Al Congresso della Società Italiana di Allergologia e Immunologia Pediatrica tenutosi a Napoli, il poster dal titolo “Disordini funzionali gastrointestinali e allergia a nichel” ha ricevuto un importante riconoscimento scientifico, confermando il crescente interesse verso il ruolo dell’allergia sistemica al nichel nei disturbi gastrointestinali funzionali.
Lo studio, coordinato dai ricercatori del Dipartimento di Scienze Mediche Traslazionali dell’Università Federico II di Napoli e dell’ImmunoNutritionLab CEINGE, ha coinvolto una collaborazione multidisciplinare internazionale con specialisti di gastroenterologia, allergologia e medicina interna.
Un legame sempre più evidente tra sintomi gastrointestinali e allergia al nichel
I disturbi funzionali gastrointestinali, come la dispepsia funzionale e la sindrome dell’intestino irritabile (IBS), rappresentano condizioni molto frequenti sia in età pediatrica sia nell’adulto. Sintomi quali dolore addominale, gonfiore, nausea e diarrea possono però sovrapporsi a quelli osservati nelle allergie alimentari e nelle forme di sensibilizzazione sistemica al nichel.
Il nichel è infatti il più comune allergene da contatto nella popolazione generale e, in alcuni soggetti predisposti, può determinare una Sindrome Sistemica da Allergia al Nichel (SNAS), caratterizzata non solo da manifestazioni cutanee ma anche da importanti sintomi gastrointestinali.
Partendo da queste osservazioni, il gruppo di ricerca ha voluto valutare:
- la prevalenza dell’allergia al nichel in pazienti con sintomatologia GI compatibile con dispepsia funzionale o IBS;
- l’accuratezza diagnostica dell’Atopy Patch Test (APT) per nichel;
- il possibile ruolo di un work-up allergologico nella pratica clinica gastroenterologica.
Lo studio: 200 pazienti valutati in due centri di terzo livello
Tra gennaio 2025 e gennaio 2026 sono stati arruolati consecutivamente 200 pazienti di età compresa tra 4 e 65 anni, afferenti a due centri di terzo livello per patologie allergiche e gastrointestinali.
La popolazione studiata presentava:
- età media di 16 ± 5 anni;
- prevalenza femminile (125 pazienti);
- diagnosi di IBS nel 52,5% dei casi;
- diagnosi di dispepsia funzionale nel 47,5%.
Tutti i partecipanti sono stati sottoposti a:
- valutazione clinica e anamnestica;
- Atopy Patch Test con nichel solfato;
- dieta priva di nichel per quattro settimane;
- test di provocazione orale (TPO).
I risultati: SNAS frequente nei pazienti con sintomi GI funzionali
Lo studio ha evidenziato risultati di particolare rilievo clinico:
- 77 pazienti su 200 (38,5%) hanno ricevuto una diagnosi definitiva di SNAS;
- l’APT per nichel è risultato positivo nel 45% dei soggetti;
- 75 pazienti con APT positivo hanno mostrato regressione della sintomatologia gastrointestinale durante dieta priva di nichel e positività al TPO;
- anche 2 pazienti con APT negativo hanno presentato miglioramento clinico e TPO positivo.

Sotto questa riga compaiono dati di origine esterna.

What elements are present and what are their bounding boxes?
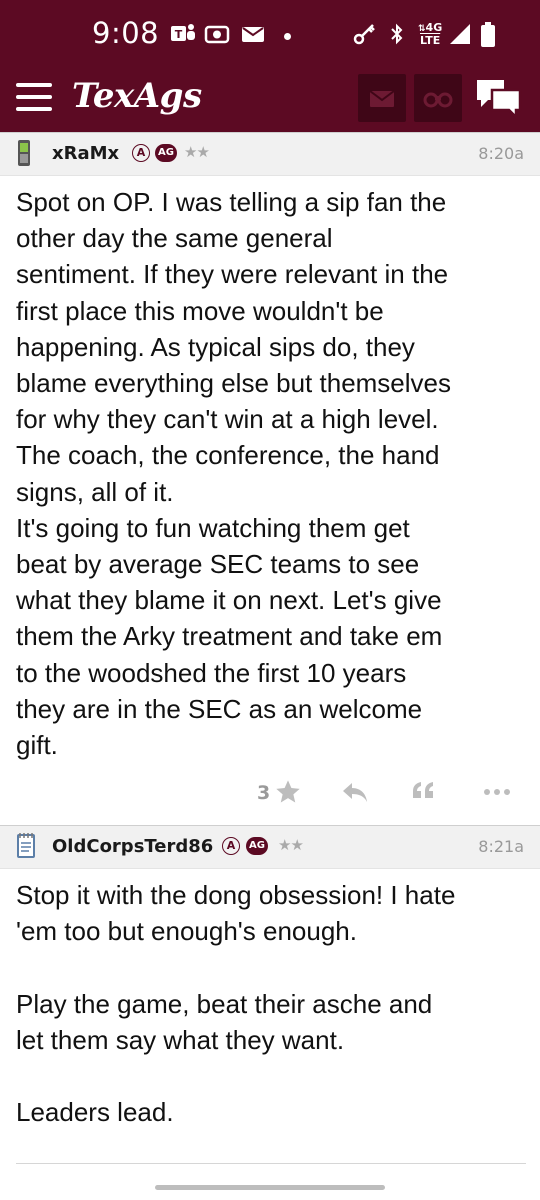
network-type: ⇅4G LTE bbox=[418, 21, 443, 47]
reply-icon[interactable] bbox=[340, 778, 370, 810]
post-divider bbox=[16, 1163, 526, 1164]
post-time: 8:20a bbox=[478, 144, 524, 163]
badge-ag: AG bbox=[246, 837, 268, 855]
brand-logo[interactable]: TexAgs bbox=[72, 76, 202, 116]
chat-button[interactable] bbox=[474, 76, 524, 126]
rating-stars: ★★ bbox=[278, 836, 304, 854]
camera-icon bbox=[204, 22, 230, 50]
teams-icon: T bbox=[170, 22, 196, 50]
status-bar: 9:08 T ⇅4G LTE bbox=[0, 0, 540, 66]
post-actions: 3 bbox=[0, 772, 540, 812]
menu-icon[interactable] bbox=[16, 83, 52, 113]
badge-a: A bbox=[132, 144, 150, 162]
post-time: 8:21a bbox=[478, 837, 524, 856]
badge-ag: AG bbox=[155, 144, 177, 162]
messages-icon bbox=[369, 90, 395, 107]
gesture-nav-bar[interactable] bbox=[155, 1185, 385, 1190]
username[interactable]: OldCorpsTerd86 bbox=[52, 836, 213, 857]
star-icon[interactable] bbox=[274, 778, 302, 810]
key-icon bbox=[352, 22, 378, 50]
star-count: 3 bbox=[257, 782, 271, 804]
badge-a: A bbox=[222, 837, 240, 855]
dot-icon bbox=[284, 33, 291, 40]
app-header: TexAgs bbox=[0, 66, 540, 132]
post-header: xRaMx A AG ★★ 8:20a bbox=[0, 132, 540, 176]
quote-icon[interactable] bbox=[410, 778, 438, 810]
signal-icon bbox=[448, 22, 472, 50]
binoculars-icon bbox=[423, 92, 453, 108]
svg-text:T: T bbox=[175, 28, 183, 41]
status-time: 9:08 bbox=[92, 16, 160, 50]
post-body: Spot on OP. I was telling a sip fan the … bbox=[16, 187, 452, 761]
post-header: OldCorpsTerd86 A AG ★★ 8:21a bbox=[0, 825, 540, 869]
rating-stars: ★★ bbox=[184, 143, 210, 161]
bluetooth-icon bbox=[388, 22, 406, 50]
battery-icon bbox=[480, 22, 496, 52]
more-icon[interactable] bbox=[482, 778, 512, 810]
post-body: Stop it with the dong obsession! I hate … bbox=[16, 880, 456, 1128]
chat-icon bbox=[477, 80, 522, 121]
watch-button[interactable] bbox=[414, 74, 462, 122]
notepad-icon bbox=[15, 832, 37, 864]
phone-icon bbox=[15, 139, 33, 171]
mail-icon bbox=[240, 22, 266, 50]
username[interactable]: xRaMx bbox=[52, 143, 119, 164]
messages-button[interactable] bbox=[358, 74, 406, 122]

I dati suggeriscono che l’allergia sistemica al nichel possa rappresentare una causa sottodiagnosticata di sintomi gastrointestinali cronici comunemente attribuiti ai disturbi funzionali.
Implicazioni cliniche
Secondo gli autori, l’Atopy Patch Test mostra una buona sensibilità diagnostica e potrebbe diventare uno strumento utile di screening nei pazienti con IBS o dispepsia funzionale.
L’integrazione di una valutazione allergologica nel percorso diagnostico di questi pazienti potrebbe:
- migliorare l’identificazione di casi di SNAS;
- ridurre i tempi diagnostici;
- offrire nuove opportunità terapeutiche attraverso interventi dietetici mirati.
Il lavoro apre inoltre nuove prospettive di ricerca sull’interazione tra immunologia, alimentazione e disturbi funzionali gastrointestinali.
Gli autori
Il poster è stato firmato da:
L. Carucci, V. Ciminera, E. Caldaria, R. F. Iorio, P. D’Alessio, D. Marziali, A. Masino, M. Sacco, G. Falco, S. Coppola, A. Agizza e Roberto Berni Canani.
Il riconoscimento ottenuto al Congresso SIAP sottolinea il valore innovativo di uno studio che potrebbe contribuire a ridefinire l’approccio diagnostico ai disturbi gastrointestinali funzionali, soprattutto nei pazienti con sospetta sensibilizzazione alimentare.